Most people's first experience with Gatekeeper

Most people's first experience with Gatekeeper

Gatekeeper has 3 levels of "Paranoia".  You can choose whether to allow applications to run if they are downloaded from:

  1. Only the Mac App Store
  2. The Mac App Store and "allowed" developers
  3. Anywhere

This preference is set in the Security and Privacy preference pane in System Preferences

Look in System Preferences when you want to set Gatekeeper's "paranoia" level

Look in System Preferences when you want to set Gatekeeper's "paranoia" level

It should be noted that if you're upgrading your Mac from a previous version of MacOS all of the programs/applications already installed on your Mac will be allowed to run, regardless of which Gatekeeper setting you choose.  Gatekeeper only concerns itself with applications you install after upgrading.

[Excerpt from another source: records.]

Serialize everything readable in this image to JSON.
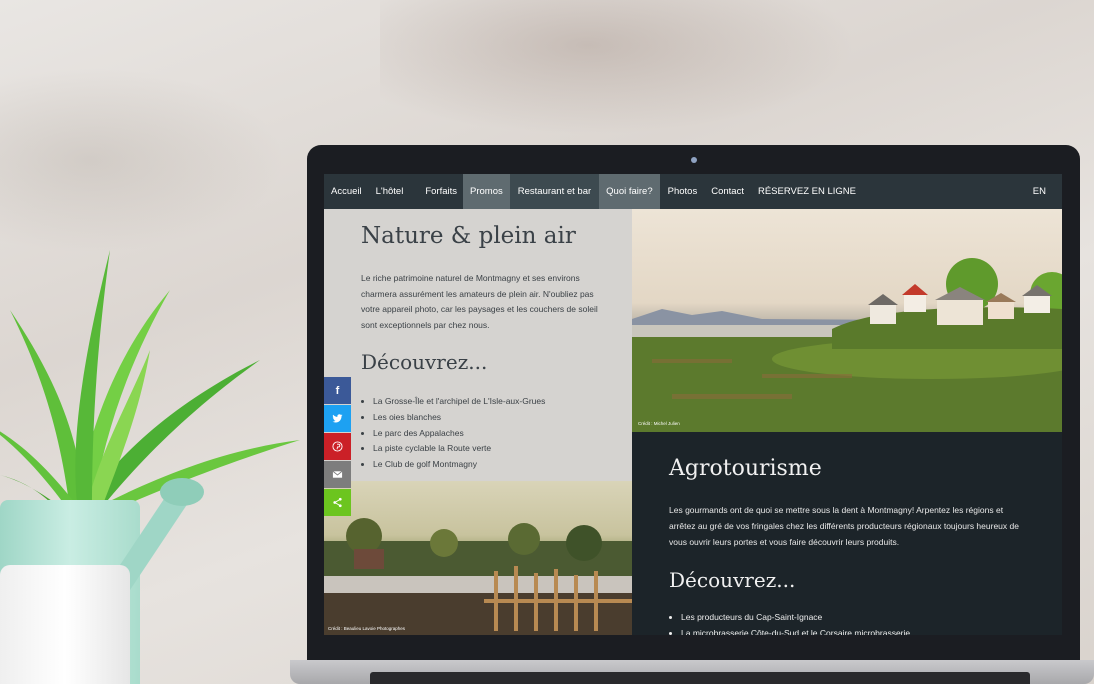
{
  "nav": {
    "items": [
      "Accueil",
      "L'hôtel",
      "Forfaits",
      "Promos",
      "Restaurant et bar",
      "Quoi faire?",
      "Photos",
      "Contact",
      "RÉSERVEZ EN LIGNE"
    ],
    "lang": "EN"
  },
  "nature": {
    "title": "Nature & plein air",
    "text": "Le riche patrimoine naturel de Montmagny et ses environs charmera assurément les amateurs de plein air. N'oubliez pas votre appareil photo, car les paysages et les couchers de soleil sont exceptionnels par chez nous.",
    "discover_title": "Découvrez...",
    "list": [
      "La Grosse-Île et l'archipel de L'Isle-aux-Grues",
      "Les oies blanches",
      "Le parc des Appalaches",
      "La piste cyclable la Route verte",
      "Le Club de golf Montmagny"
    ]
  },
  "agro": {
    "title": "Agrotourisme",
    "text": "Les gourmands ont de quoi se mettre sous la dent à Montmagny! Arpentez les régions et arrêtez au gré de vos fringales chez les différents producteurs régionaux toujours heureux de vous ouvrir leurs portes et vous faire découvrir leurs produits.",
    "discover_title": "Découvrez...",
    "list": [
      "Les producteurs du Cap-Saint-Ignace",
      "La microbrasserie Côte-du-Sud et le Corsaire microbrasserie"
    ]
  },
  "credits": {
    "right_image": "Crédit : Michel Julien",
    "left_image": "Crédit : Beaulieu Lavoie Photographes"
  },
  "share": {
    "icons": [
      "facebook-icon",
      "twitter-icon",
      "pinterest-icon",
      "email-icon",
      "share-icon"
    ],
    "colors": [
      "#3b5998",
      "#1da1f2",
      "#cb2027",
      "#7d7d7d",
      "#6cc51f"
    ]
  }
}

So which level is right for you?  Unless you plan to only get your applications from the Mac App store (Microsoft Word is not available in the Mac App Store for instance) I would recommend the middle option.  This lets you install most applications from legitimate, recognised Apple developers and run them without upsetting Gatekeeper, but doesn't permit just anything to run (which would defeat the purpose of having Gatekeeper).

But what do you do if you want to run an application that Gatekeeper doesn't like?  The obvious answer is to open your Security and Privacy preferences and tell Gatekeeper to allow "applications downloaded from anywhere".  But that is overkill and onerous, since you'd have to go back and change those settings again after you've run your application. Apple has provided a much simpler way to explicitly allow an "illegal" application:

  1. Find the application that you want to open
  2. "right-click" (or "control-click") on the application's icon and you'll be presented with a list of choices.
  3. Select "Open" at the top of the list
  4. You'll be presented with the dialogue shown below
  5. Choose "Open"

 

Screen Shot 2013-01-07 at 15.06.05 .png
Gatekeeper will remember this choice and from then on you will be able to open the application just by double-clicking it like you do for your other applications.